Method WT DSC TC DSC WT HD-95 TC HD-95 WT mIoU TC mIoU
Fully supervised ceiling (331 labelled) 0.904 ±0.006 0.869 ±0.004 6.099 ±0.496 4.128 ±0.371 0.836 ±0.006 0.802 ±0.004
Fully supervised baseline (5 labelled) 0.794 ±0.006 0.624 ±0.045 14.588 ±1.386 17.671 ±2.559 0.682 ±0.011 0.529 ±0.050
Semi-supervised baseline (5 labelled, 259 unlabelled) 0.799 ±0.025 0.636 ±0.070 14.244 ±1.873 15.164 ±4.782 0.686 ±0.033 0.548 ±0.076
Our method (5 labelled, 259 unlabelled) 0.824 ±0.023 0.707 ±0.027 14.295 ±3.094 14.735 ±3.385 0.722 ±0.025 0.621 ±0.024
Table 1: Results on the test set of 38 patients. nnUNet fully-supervised ceiling, nnUNet fully-supervised baseline, semi-supervised pseudo-label baseline and the proposed method in the format average ± std. The best values are highlighted in bold.
Figure 4: Pseudo-label refinement for patient 224 after 200 epochs training (a) FLAIR image (b) network-inferred pseudo-label (c) pseudo-label post 3-D superpixel refinement and (d) GT label

4 Results & Discussion

Table 1 shows the results for the 38-patient hold-out test set. To evaluate the performance of the proposed method, it was compared with a fully-supervised method for all the training data (331 patients: 264 training, 67 validation) which gives a performance ceiling, a fully-supervised baseline (72 patients: 5 training, 67 validation) and a semi-supervised pseudo-labelling baseline method inspired by Lee (2013) [Dong-HyunLee2013] (331 patients: 264 training (5 labelled, 259 unlabelled, 67 validation). The proposed method used the same setup as the pseudo-label-based semi-supervised method, with the addition of the superpixel region refinement algorithm applied to the pseudo-labels after every update step. We report three different metrics to evaluate the segmentation quality: Dice (DSC), 95% Hausdorff Distance (HD-95) and the mean Intersection-over-Union (mIoU). The best results in Table 1 are highlighted in bold. In general, Table 1 shows that our proposed method achieves a consistent improvement in performance across the three metrics compared to the baseline methods. We report DSC=0.824 and DSC=0.707, HD-95=14.295 and HD-95=14.735, mIoU=0.722 and mIoU=0.621 for the WT and TC regions respectively, when trained on only 5 labelled patients and 259 unlabelled patients. Fig.  4 shows the refinement of the pseudo-label for patient 224 in the training set. Fig.  4 (c) clearly shows that the superpixel refinement has improved the inferred pseudo-label shown in Fig.  4 (b) and is now closer to the ground truth label shown in Fig.  4 (d).
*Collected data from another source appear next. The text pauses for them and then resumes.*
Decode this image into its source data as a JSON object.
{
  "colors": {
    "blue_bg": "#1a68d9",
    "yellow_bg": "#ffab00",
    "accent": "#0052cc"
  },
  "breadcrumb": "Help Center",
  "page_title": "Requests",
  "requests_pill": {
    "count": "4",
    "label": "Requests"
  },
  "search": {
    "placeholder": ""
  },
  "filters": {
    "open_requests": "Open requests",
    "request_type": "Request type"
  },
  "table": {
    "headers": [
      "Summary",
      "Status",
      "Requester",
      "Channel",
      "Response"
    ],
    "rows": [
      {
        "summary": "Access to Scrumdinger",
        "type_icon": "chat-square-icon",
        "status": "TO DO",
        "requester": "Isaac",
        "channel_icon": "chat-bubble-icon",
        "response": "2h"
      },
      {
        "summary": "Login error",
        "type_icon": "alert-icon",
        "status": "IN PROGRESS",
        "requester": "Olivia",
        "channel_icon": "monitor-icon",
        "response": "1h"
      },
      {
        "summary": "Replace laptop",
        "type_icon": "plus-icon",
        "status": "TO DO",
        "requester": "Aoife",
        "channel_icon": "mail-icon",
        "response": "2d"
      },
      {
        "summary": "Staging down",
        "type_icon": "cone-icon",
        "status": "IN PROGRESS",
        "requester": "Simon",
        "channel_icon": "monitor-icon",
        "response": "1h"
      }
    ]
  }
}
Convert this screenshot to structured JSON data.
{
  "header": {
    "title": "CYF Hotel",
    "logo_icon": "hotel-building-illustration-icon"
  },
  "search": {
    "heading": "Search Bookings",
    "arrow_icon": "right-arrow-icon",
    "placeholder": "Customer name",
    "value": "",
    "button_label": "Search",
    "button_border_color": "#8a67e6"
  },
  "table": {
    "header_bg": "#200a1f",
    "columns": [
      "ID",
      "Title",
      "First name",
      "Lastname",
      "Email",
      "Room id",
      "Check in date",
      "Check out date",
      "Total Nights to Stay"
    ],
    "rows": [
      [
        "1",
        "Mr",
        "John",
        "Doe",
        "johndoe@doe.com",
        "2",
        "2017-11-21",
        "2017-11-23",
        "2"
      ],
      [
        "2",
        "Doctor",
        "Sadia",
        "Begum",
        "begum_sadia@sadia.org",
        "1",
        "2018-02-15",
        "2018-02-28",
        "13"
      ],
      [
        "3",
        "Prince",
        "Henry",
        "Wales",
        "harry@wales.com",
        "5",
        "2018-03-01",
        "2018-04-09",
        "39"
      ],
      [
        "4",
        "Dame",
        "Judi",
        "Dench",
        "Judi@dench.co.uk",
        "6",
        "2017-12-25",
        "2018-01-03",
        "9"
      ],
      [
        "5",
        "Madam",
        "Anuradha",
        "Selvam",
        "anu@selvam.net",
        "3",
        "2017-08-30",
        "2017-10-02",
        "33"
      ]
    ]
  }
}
These results demonstrate the ability of the proposed method, in particular the use of information from multiple modalities, in merging visually non-homogeneous superpixels which belong to the same semantic region, thus overcoming a problem known as “semantic gap”. Further, this method is able to deal with the irregular shapes typical of pathology, such as brain tumours, something superpixels are well suited for. In general, we show that refined pseudo labels result in a better trained model. Given the promising initial results reported in Table 1, we plan, in future work, to vary the number of labelled patients as well as apply our method to some other medical imaging datasets to determine its robustness.

5 Conclusions

This work investigated the problem of inaccurate pseudo-labels in semi-supervised learning. To overcome this, a simple 3D superpixel region growing algorithm has been developed which refines the pseudo-labels as an update step during training. The results show that, by utilising the features and edges predefined by superpixels, the pseudo-labels, and consequently training, can be improved as shown by the stated performance boost. Although this method has been demonstrated for the task of brain tumour segmentation in MRI, this proof of concept demonstrates the robustness of the proposed method to objects with varying topology and low contrast, which is of use to a wide variety of problems in the medical imaging domain. Furthermore, this method may be used to determine the level of supervision required in future biomedical projects, thus alleviating the annotator burden.

6 Compliance With Ethical Standards

This research study was conducted retrospectively using human subject data made available in open access by the BraTS 2020 challenge. Ethical approval was not required as confirmed by the license attached with the open access data.